Client_write_error

Hello, I’ve got a map operation that attempts to remove an entry from a bin of type Map. In case the record doesn’t exist I contract an exception with error code ResultCode.KEY_NOT_FOUND_ERROR.

Such a scenario is normally acceptable from my business case perspective, so my app catches the error and proceeds. The only obstacle I face at the moment is a monitoring system which alerts me every time the server-side metric client_write_error value increases.

According to the Knowledge Base, there are a number of reasons for the metric value to grow. And it would be a bad idea not to monitor its value completely.

Is there a way to ask a server not to fail the request when a record doesn’t exist and not to increment the client_write_error metric for the cases when I expect the operation to fail?

Is there a way to distinguish cases when something goes out of my control (like write_queue depth exceeded or record too big or stop wrights threshold exceeded etc…) and normal cases when I expect a failure to happen?

Would you please recommend the best practices to monitor this metric?

Cheers, Mike.

1 Like

Good question, or I guess questions. As you pointed out, your application should have the most specific error code and message and should be able to distinguish between the different situations (device overload, capacity issue – stop writes, key busy, etc…). So to the question on distinguishing something that is out of control of the app, that should already be in place. Or is there a specific error code/message that is mixing things up?

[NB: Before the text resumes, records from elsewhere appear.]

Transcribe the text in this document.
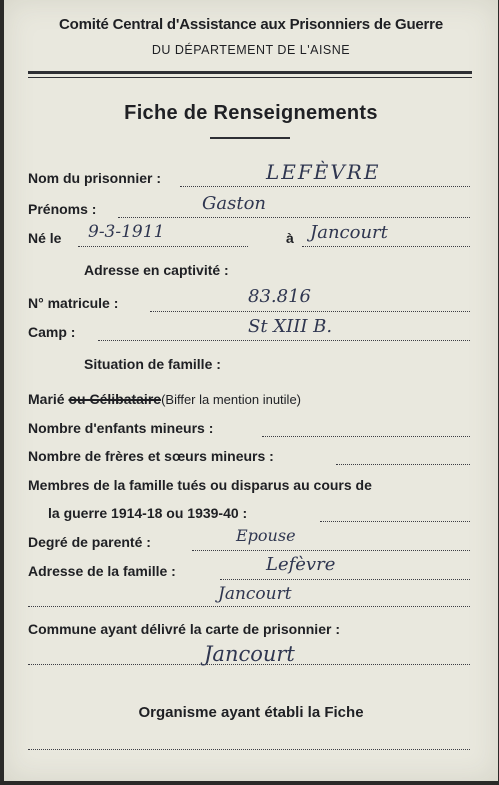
Comité Central d'Assistance aux Prisonniers de Guerre
DU DÉPARTEMENT DE L'AISNE
Fiche de Renseignements
Nom du prisonnier :	LEFÈVRE
Prénoms :	Gaston
Né le 9-3-1911	à Jancourt
Adresse en captivité :
N° matricule :	83.816
Camp :	St XIII B.
Situation de famille :
Marié ou Célibataire(Biffer la mention inutile)
Nombre d'enfants mineurs :
Nombre de frères et sœurs mineurs :
Membres de la famille tués ou disparus au cours de
la guerre 1914-18 ou 1939-40 :
Degré de parenté :	Epouse
Adresse de la famille :	Lefèvre
Jancourt
Commune ayant délivré la carte de prisonnier :
Jancourt
Organisme ayant établi la Fiche
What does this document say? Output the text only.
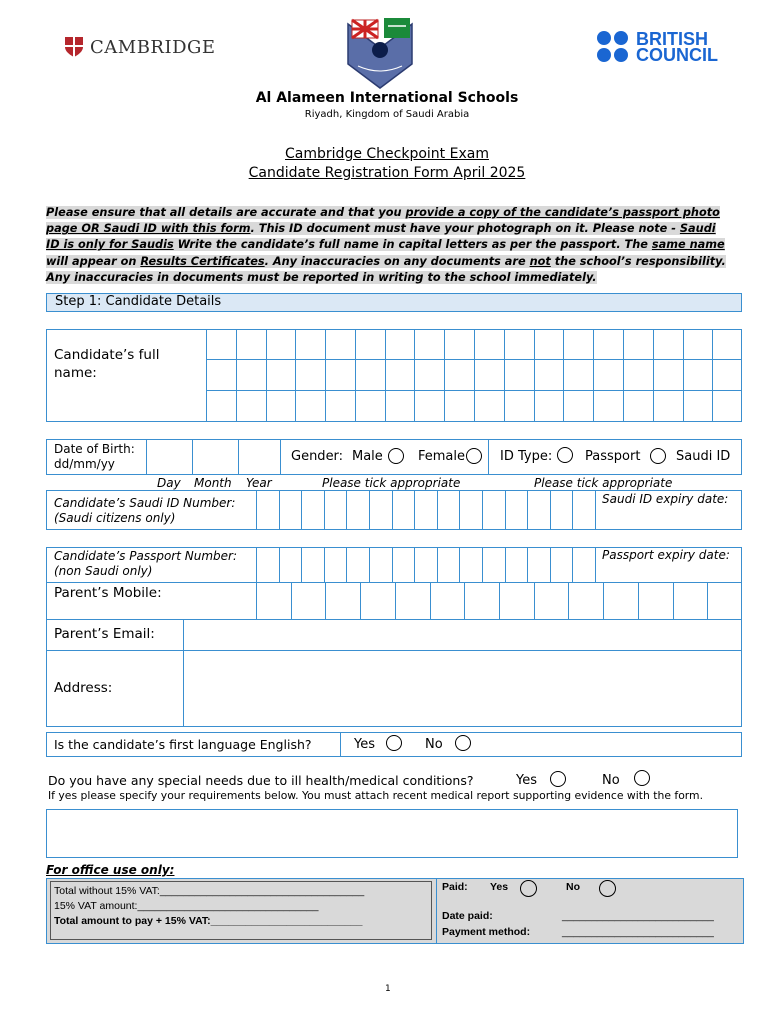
CAMBRIDGE	BRITISH
COUNCIL
Al Alameen International Schools
Riyadh, Kingdom of Saudi Arabia
Cambridge Checkpoint Exam
Candidate Registration Form April 2025
Please ensure that all details are accurate and that you provide a copy of the candidate’s passport photo page OR Saudi ID with this form. This ID document must have your photograph on it. Please note - Saudi ID is only for Saudis Write the candidate’s full name in capital letters as per the passport. The same name will appear on Results Certificates. Any inaccuracies on any documents are not the school’s responsibility. Any inaccuracies in documents must be reported in writing to the school immediately.
Step 1: Candidate Details
Candidate’s full name:
Date of Birth: dd/mm/yy	Gender: Male	Female	ID Type:	Passport	Saudi ID
Day Month Year	Please tick appropriate	Please tick appropriate
Candidate’s Saudi ID Number:
(Saudi citizens only)
Saudi ID expiry date:
Candidate’s Passport Number:
(non Saudi only)
Passport expiry date:
Parent’s Mobile:
Parent’s Email:
Address:
Is the candidate’s first language English?	Yes	No
Do you have any special needs due to ill health/medical conditions?	Yes	No
If yes please specify your requirements below. You must attach recent medical report supporting evidence with the form.
For office use only:
Total without 15% VAT:___________________________________
15% VAT amount:_______________________________
Total amount to pay + 15% VAT:__________________________
Paid: Yes	No
Date paid:	__________________________
Payment method:	__________________________
1
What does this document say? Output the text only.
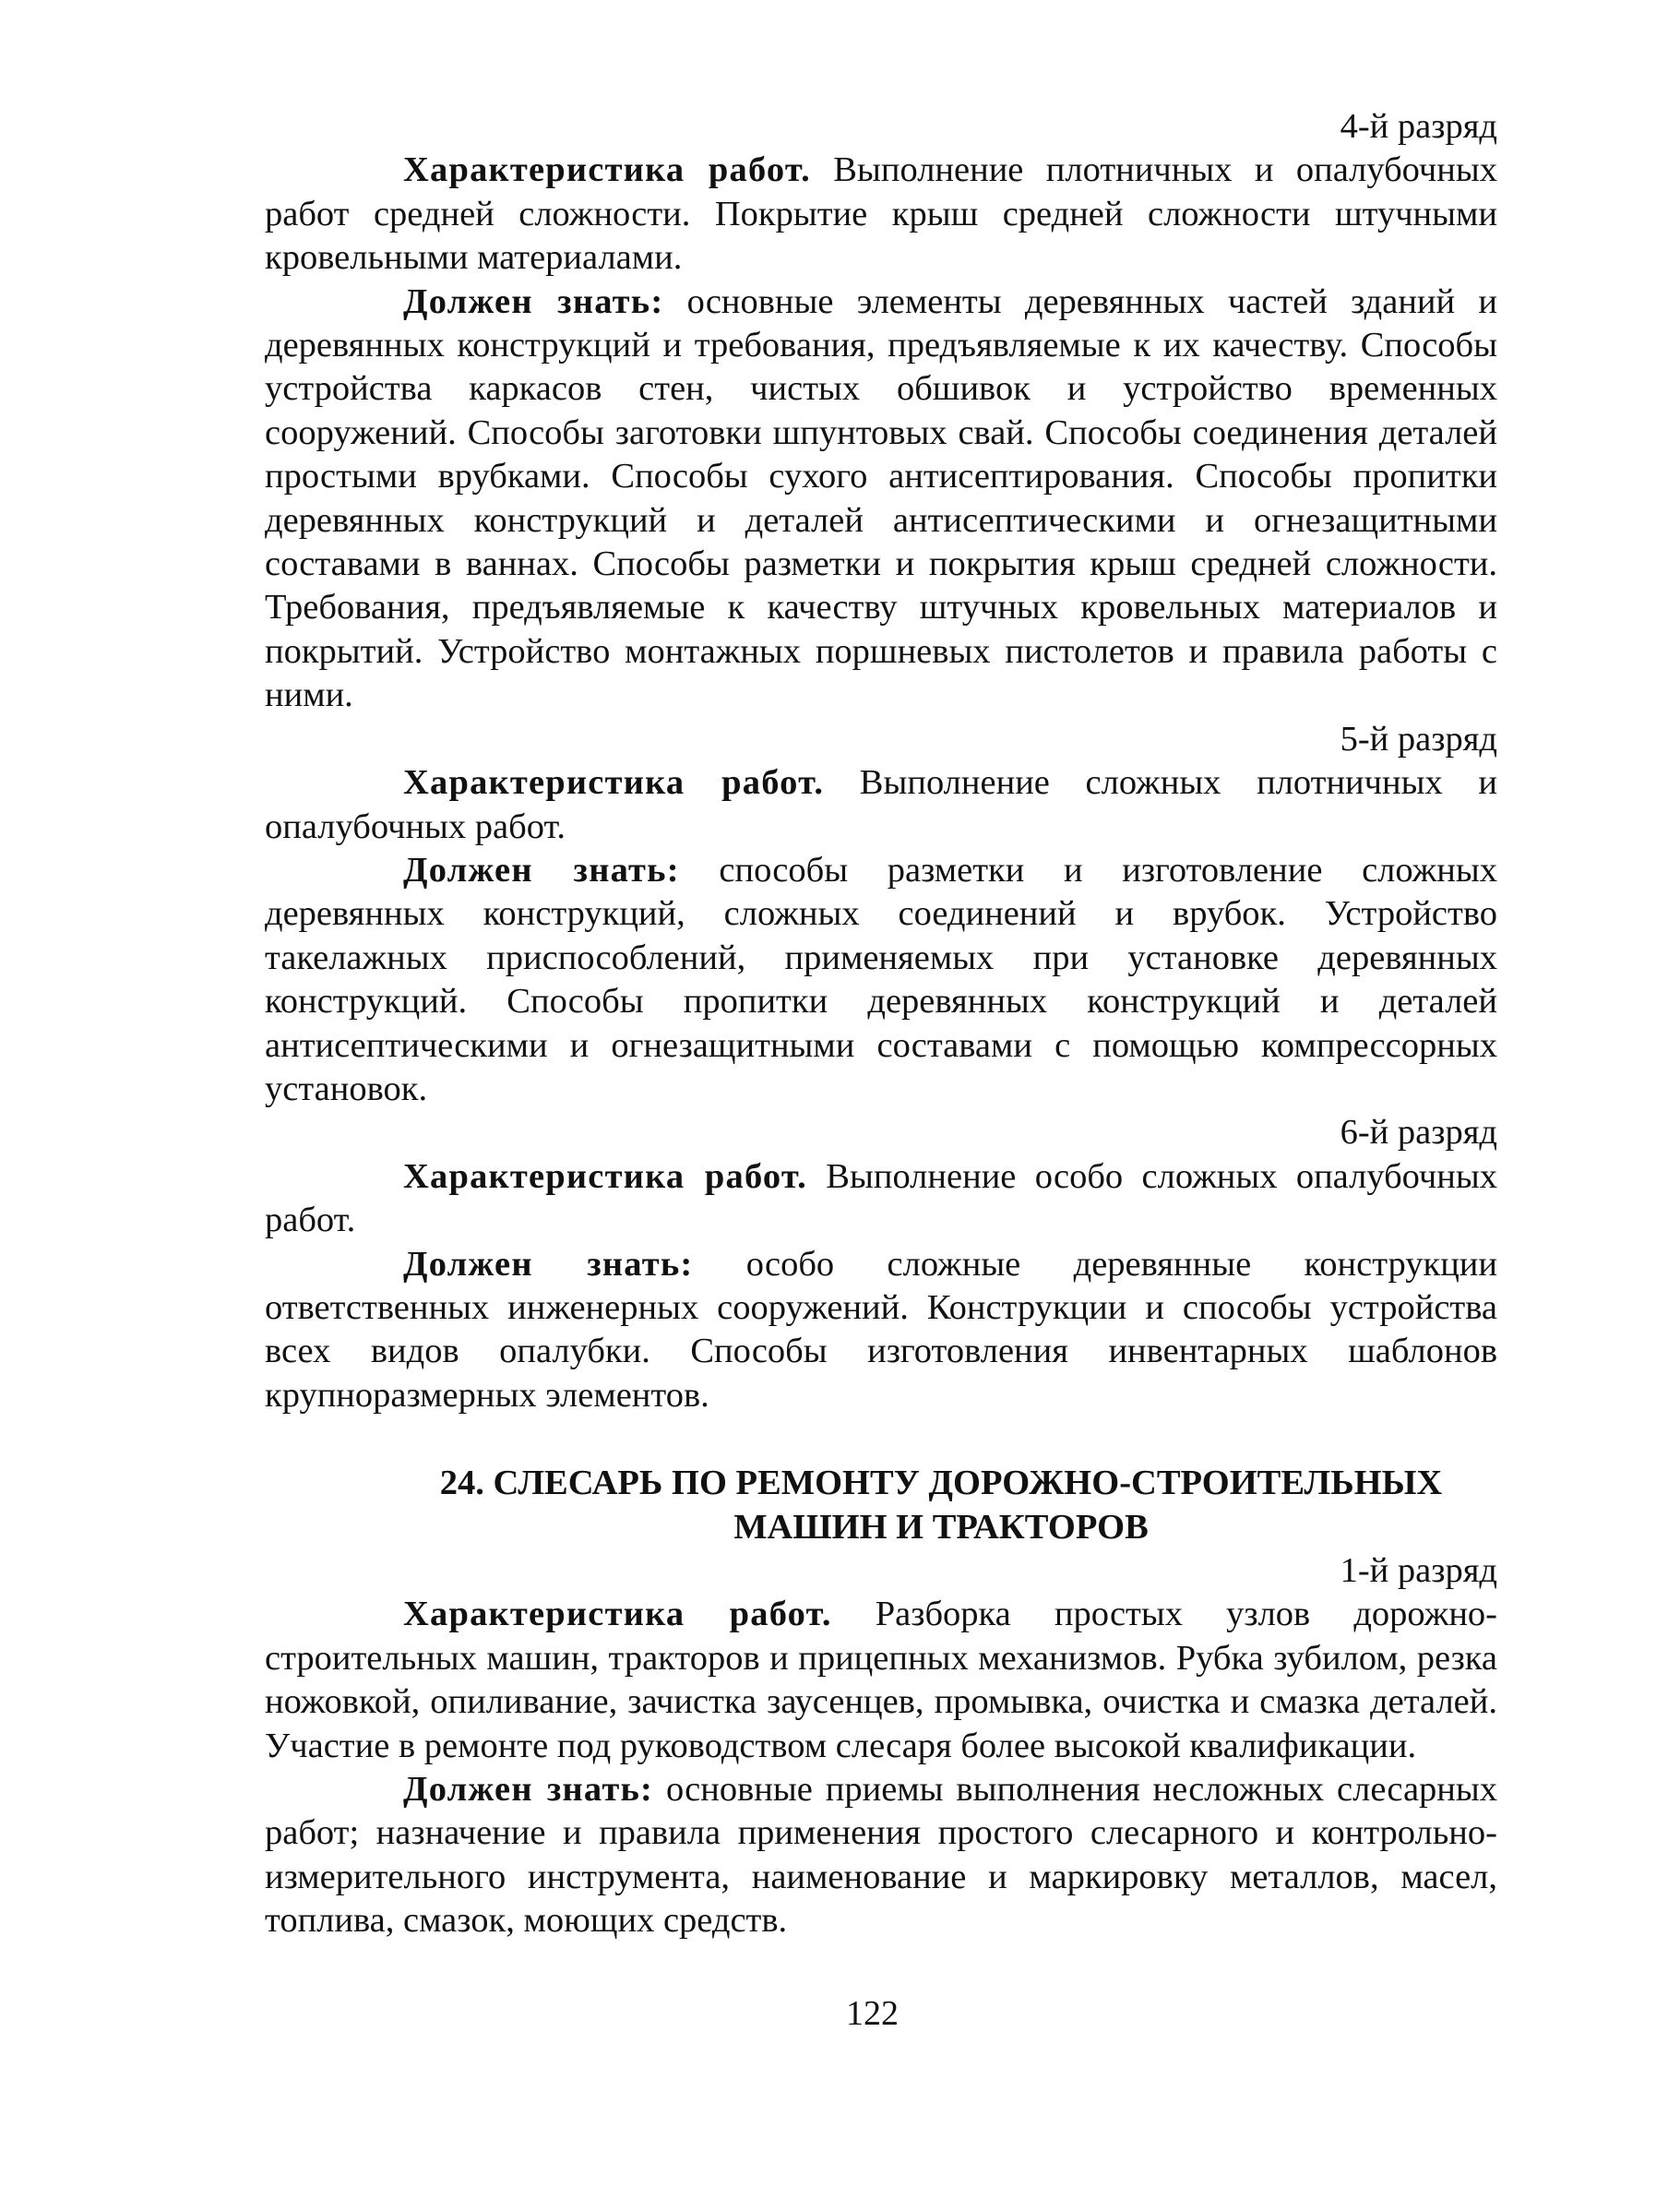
4-й разряд

Характеристика работ. Выполнение плотничных и опалубочных работ средней сложности. Покрытие крыш средней сложности штучными кровельными материалами.

Должен знать: основные элементы деревянных частей зданий и деревянных конструкций и требования, предъявляемые к их качеству. Способы устройства каркасов стен, чистых обшивок и устройство временных сооружений. Способы заготовки шпунтовых свай. Способы соединения деталей простыми врубками. Способы сухого антисептирования. Способы пропитки деревянных конструкций и деталей антисептическими и огнезащитными составами в ваннах. Способы разметки и покрытия крыш средней сложности. Требования, предъявляемые к качеству штучных кровельных материалов и покрытий. Устройство монтажных поршневых пистолетов и правила работы с ними.

5-й разряд

Характеристика работ. Выполнение сложных плотничных и опалубочных работ.

Должен знать: способы разметки и изготовление сложных деревянных конструкций, сложных соединений и врубок. Устройство такелажных приспособлений, применяемых при установке деревянных конструкций. Способы пропитки деревянных конструкций и деталей антисептическими и огнезащитными составами с помощью компрессорных установок.

6-й разряд

Характеристика работ. Выполнение особо сложных опалубочных работ.

Должен знать: особо сложные деревянные конструкции ответственных инженерных сооружений. Конструкции и способы устройства всех видов опалубки. Способы изготовления инвентарных шаблонов крупноразмерных элементов.

24. СЛЕСАРЬ ПО РЕМОНТУ ДОРОЖНО-СТРОИТЕЛЬНЫХ

МАШИН И ТРАКТОРОВ

1-й разряд

Характеристика работ. Разборка простых узлов дорожно-строительных машин, тракторов и прицепных механизмов. Рубка зубилом, резка ножовкой, опиливание, зачистка заусенцев, промывка, очистка и смазка деталей. Участие в ремонте под руководством слесаря более высокой квалификации.

Должен знать: основные приемы выполнения несложных слесарных работ; назначение и правила применения простого слесарного и контрольно-измерительного инструмента, наименование и маркировку металлов, масел, топлива, смазок, моющих средств.

122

From a monitoring perspective within the server itself, one would have to look at the other metrics you are pointing out (stop_writes true/false, write_q metrics, etc…). It would be too expensive (impacting performance) to have specific separate metrics for each individually.

Finally, I believe there are client side policies to have some CDT operations not fail but I am not sure whether they would inform whether or not to increase the client_write_error metric. We certainly don’t have client policies that would directly inform whether an xxxx_error metric should be ticked up or not.

Thank you @meher !

Yes, there is no problem whatsoever of distinguishing error codes at the client-side.

My main concern was that there was no differentiation between error codes in terms of the client_write_errors counter which we are looking at as the main metric to monitor the client to server communication issues.

Thank you, seems the be the only option for us.

I thought it could be enhanced by introducing a hashmap to track client_write_errors in context of error codes, allowing an ops engineer to rely on a specific set of codes he/she is interested in, couldn’t it? Like it’s perfectly done for a write_q counter which tracks a write queue value in the context of a device.

Unfortunately, there is no way to explicitly pass Flags to MapOperation#removeByKey method, unlike MapOperation#put method which allows the policy to be passed. It seems to be a really nice to have feature, doesn’t it?

Thank you, Mike.

This topic was automatically closed 6 days after the last reply. New replies are no longer allowed.

Yes, that may be useful indeed. Let me pass the feedback!